Very neat vehicles like a 57 chevy,camaro work trucks and even an import.

Here is one of my favorites based on a 1970-72 GTO.

Vehicles transformed from regular looking vehicles into cars of war. there was also a hellicopter and a couple motorcycles would take more pics but batteries are dead.


----------



## spencer1984 (Nov 3, 2005)

I'm still working on building my MASK collection, mostly by buying "less than mint" toys and restoring them. So far I have finished with Thunderhawk and Condor, and hope to have Firefly finished soon:


----------



## 454Smallblock (Jan 1, 2011)

NO YOU DITENT:thumbsup:

Been checking this now and then to see if anyone replied so thanks but when I get some batteries gonna have to show you my toys:jest:

So I do have some extras if your interested (Stinger,thunderhawk both with all accesories) but if not thats cool :thumbsup: So imagine you heard about stickerfixer.com (think thats it) they have been making new sticker sheets and they arent much and most likely better made than original and they usually have something new like iroc for thunderhawk which doesnt addup cause its a pre iroc regular z28 with gray z28 ground effects :tongue:. Neat cars and pics!


----------



## spencer1984 (Nov 3, 2005)

Thanks! I'm actually working with StickerFixer (they're an offshoot of Reprolabels.com), so they're an integral part of my restoration process.
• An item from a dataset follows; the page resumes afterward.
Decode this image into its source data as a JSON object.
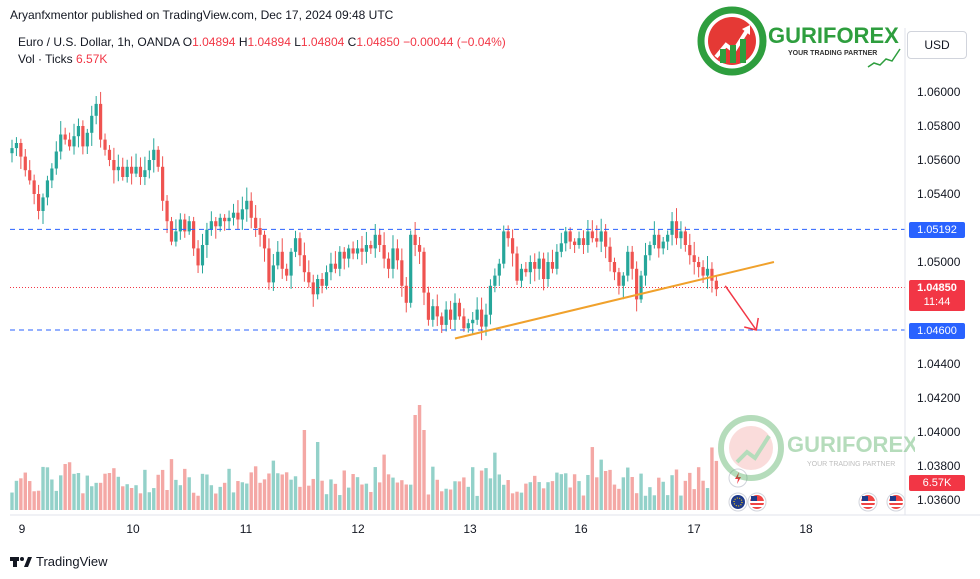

At the moment, the only accessories I'm looking for are the tailgate hitch for Firecracker, machine gun for Jackhammer, and one of the wheel guns from Firefly. I'm thinking about reproducing some parts in resin, and if they turn out well I'll see if other collectors may be interested.


----------



## 454Smallblock (Jan 1, 2011)

These are my boxed Mask toys from when I started a collection of mask from ebay a few years back. I would like some more but this will do. Also a pic of me almost 25 years ago.


----------



## 454Smallblock (Jan 1, 2011)

Yatming diecast thunderhawk car and a new (about 2007) gijoe agent trakker figure and new mask logo.


----------



## spencer1984 (Nov 3, 2005)

Awesome! I looked around for the Trakker figure, but never saw him in retail, and since he's the "wrong scale" I never pursued it online. The Boulder Hill is an especially nice find. Here's a shot of my restored Stinger. The previous owner had scraped it along something upside-down, so there were some pretty serious gouges in the roof and blower scoop that had to be repaired:


----------



## 454Smallblock (Jan 1, 2011)

Thats a Clean Stinger Spencer!:thumbsup:


----------